Fahrenheit 451 SparkNotes Literature Guide (SparkNotes Literature Guide Series) Paperback – February 4, 2014 by SparkNotes (Author), Ray Bradbury (Author) (SparkNotes)



In a future society, books are forbidden and "firemen" responsible for burning the remaining titles. That's the job of one Guy Montag, but he begins to question his role as he gets in contact with a teenager who reads secretly. And he becomes himself a criminal reader of smuggled books.

The most surprising thing about Fahrenheit 451 is that it's premise could, in the hands of a lesser writer, easily turn a condescending little lesson about the importance of reading books. But like any work of art that would be missed if it was burned, Fahrenheit 451 doesn't want to give you answers. The book wants you to ask questions.

The main point for me is not that books are burned. That is only the most dramatic side of something bigger: that society allows them to be burned, and that no one is interested in reading in the first place. The only sources of distraction for the denizens of Fahrenheit 451 are sports or soap operas in televisions the size of entire walls. The speed of television does not allow you to stop and think, just swallow that entertainment loaf. From this insipid entertainment are born people who literally talk to the walls and a society unable to question.

Montag's wife, Mildred is one example. She can't talk about anything other than the soaps or what threatens her financial security. She is a cattle-person, described as having an invisible cataract behind her pupils, afraid of anything different, incapable of thinking or feeling without directions from the TV or authorities. Montag discovers how they can't connect to one another because in the end they don't know their own history.
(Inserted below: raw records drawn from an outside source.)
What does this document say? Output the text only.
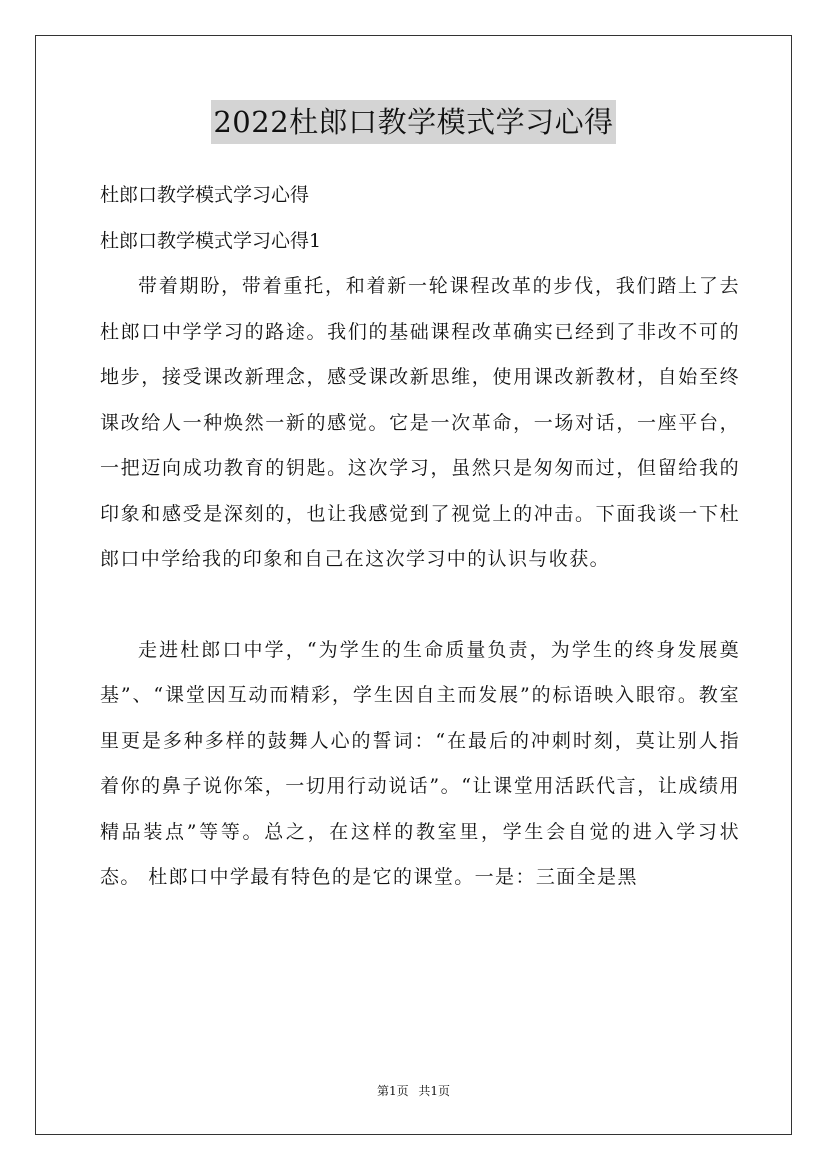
2022杜郎口教学模式学习心得
杜郎口教学模式学习心得
杜郎口教学模式学习心得1

带着期盼，带着重托，和着新一轮课程改革的步伐，我们踏上了去杜郎口中学学习的路途。我们的基础课程改革确实已经到了非改不可的地步，接受课改新理念，感受课改新思维，使用课改新教材，自始至终课改给人一种焕然一新的感觉。它是一次革命，一场对话，一座平台，一把迈向成功教育的钥匙。这次学习，虽然只是匆匆而过，但留给我的印象和感受是深刻的，也让我感觉到了视觉上的冲击。下面我谈一下杜郎口中学给我的印象和自己在这次学习中的认识与收获。

走进杜郎口中学，“为学生的生命质量负责，为学生的终身发展奠基”、“课堂因互动而精彩，学生因自主而发展”的标语映入眼帘。教室里更是多种多样的鼓舞人心的誓词：“在最后的冲刺时刻，莫让别人指着你的鼻子说你笨，一切用行动说话”。“让课堂用活跃代言，让成绩用精品装点”等等。总之，在这样的教室里，学生会自觉的进入学习状态。 杜郎口中学最有特色的是它的课堂。一是：三面全是黑

第1页 共1页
And without that knowledge you can't even know who you are, or what you want.

Today is 2015, and the society described in Fahrenheit 451 seems even more palpable than when the book was written in 1953. The internet shortens our attention span towards shorter and simpler texts and videos. More than ever we more intelligent - we have access to an ocean of information literally at our finger tips - but we are not wise. We don't know what to do with our information.

And we have no memory. The social media timelines dictate the discussion of the day, what funny video is trending, what news we should be disgusted with, what meme will be the big joke for a day or two before it is once again forgotten. Fahrenheit 451 even reminds us of the "mass society judgments" that lead to self-censorship.

I believe reading is fundamentally important for wisdom, more than any other art form. Reading is solitary work. It demands silence, and to let your ideas absorb the author's, contest them, accept or adapt. Fahrenheit 451 says that you can't make others think, but I believe it comes with a good recipe for wisdom: "Number one, like I said, is quality of information. Number two: time to digest. And number three: the right to conduct your actions based on what we learn from the two previous items."